BOISBUCHET RESIDENCY PROGRAMME

CARLA WIECHERS

SEASON 2025

During her residency, Carla Wiechers, educational editor-in-chief & concept designer, often began the day with a walk through the fields with the big trees, along the paths to the lake, boots wet and mind open, returning with small treasures: a thought, a story, a question.

These fragments slowly found their way into her Trendbook for children, a growing collection of life skills seen through the eyes of children: noticing, collecting, wandering, imagining and making. The book gathers the real questions, dreams and observations of children and turns them into small chapters that invite curiosity and exploration. It is not a method, but an invitation to rethink what learning could be when it starts from children’s voices.

Boisbuchet turned out to be the perfect place for this kind of work. Ideas rarely arrive in straight lines there. They appear while walking, during conversations at the long tables, or while looking at materials in the workshops. Carla found herself working much like the children in the book, collecting fragments, a thought, a shape, a story, an object and letting them slowly connect.

One of her favourite places to work was the Paper Pavilion by the Japanese architect Shigeru Ban. Light, open and built from simple materials, it felt like the perfect playground for ideas, a space where experiments could remain experiments and where small observations could quietly grow into stories.

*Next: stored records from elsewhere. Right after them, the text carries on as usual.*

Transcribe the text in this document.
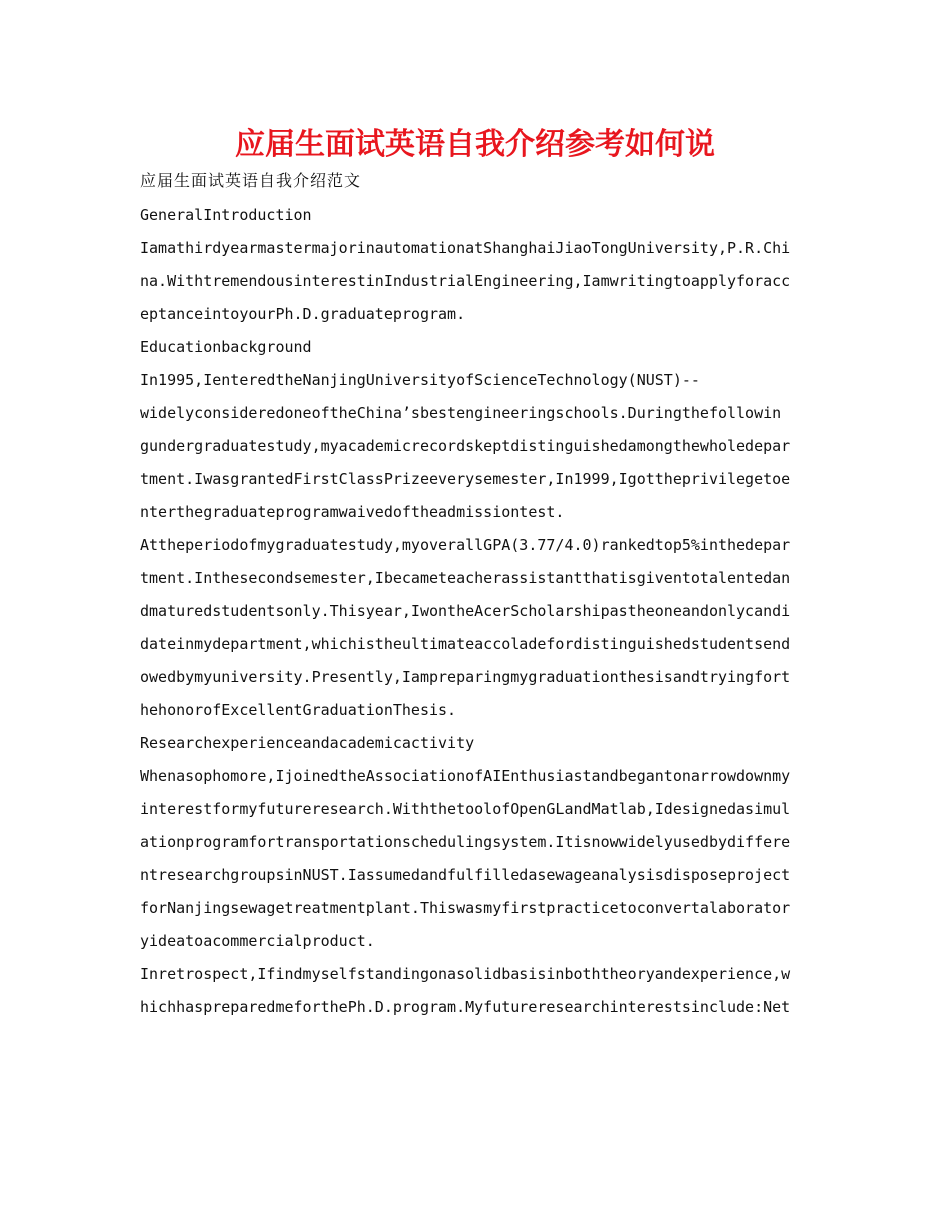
应届生面试英语自我介绍参考如何说
应届生面试英语自我介绍范文
GeneralIntroduction
IamathirdyearmastermajorinautomationatShanghaiJiaoTongUniversity,P.R.Chi
na.WithtremendousinterestinIndustrialEngineering,Iamwritingtoapplyforacc
eptanceintoyourPh.D.graduateprogram.
Educationbackground
In1995,IenteredtheNanjingUniversityofScienceTechnology(NUST)--
widelyconsideredoneoftheChina’sbestengineeringschools.Duringthefollowin
gundergraduatestudy,myacademicrecordskeptdistinguishedamongthewholedepar
tment.IwasgrantedFirstClassPrizeeverysemester,In1999,Igottheprivilegetoe
nterthegraduateprogramwaivedoftheadmissiontest.
Attheperiodofmygraduatestudy,myoverallGPA(3.77/4.0)rankedtop5%inthedepar
tment.Inthesecondsemester,Ibecameteacherassistantthatisgiventotalentedan
dmaturedstudentsonly.Thisyear,IwontheAcerScholarshipastheoneandonlycandi
dateinmydepartment,whichistheultimateaccoladefordistinguishedstudentsend
owedbymyuniversity.Presently,Iampreparingmygraduationthesisandtryingfort
hehonorofExcellentGraduationThesis.
Researchexperienceandacademicactivity
Whenasophomore,IjoinedtheAssociationofAIEnthusiastandbegantonarrowdownmy
interestformyfutureresearch.WiththetoolofOpenGLandMatlab,Idesignedasimul
ationprogramfortransportationschedulingsystem.Itisnowwidelyusedbydiffere
ntresearchgroupsinNUST.Iassumedandfulfilledasewageanalysisdisposeproject
forNanjingsewagetreatmentplant.Thiswasmyfirstpracticetoconvertalaborator
yideatoacommercialproduct.
Inretrospect,Ifindmyselfstandingonasolidbasisinboththeoryandexperience,w
hichhaspreparedmeforthePh.D.program.Myfutureresearchinterestsinclude:Net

Equally inspiring were the other residents: designers, makers and thinkers moving between disciplines, sharing ideas, tools and perspectives. And of course the spirit of Alexander von Vegesack, whose way of seeing design as a web of connections between objects, people and stories quietly runs through this place.

It is striking how a single week can shift perspective, loosen habits, and send someone home looking at their work and themselves with fresh curiosity, new playfulness, and just a little more rebellious courage.

“In the end Boisbuchet became more than a workspace. It became a playground for thinking.”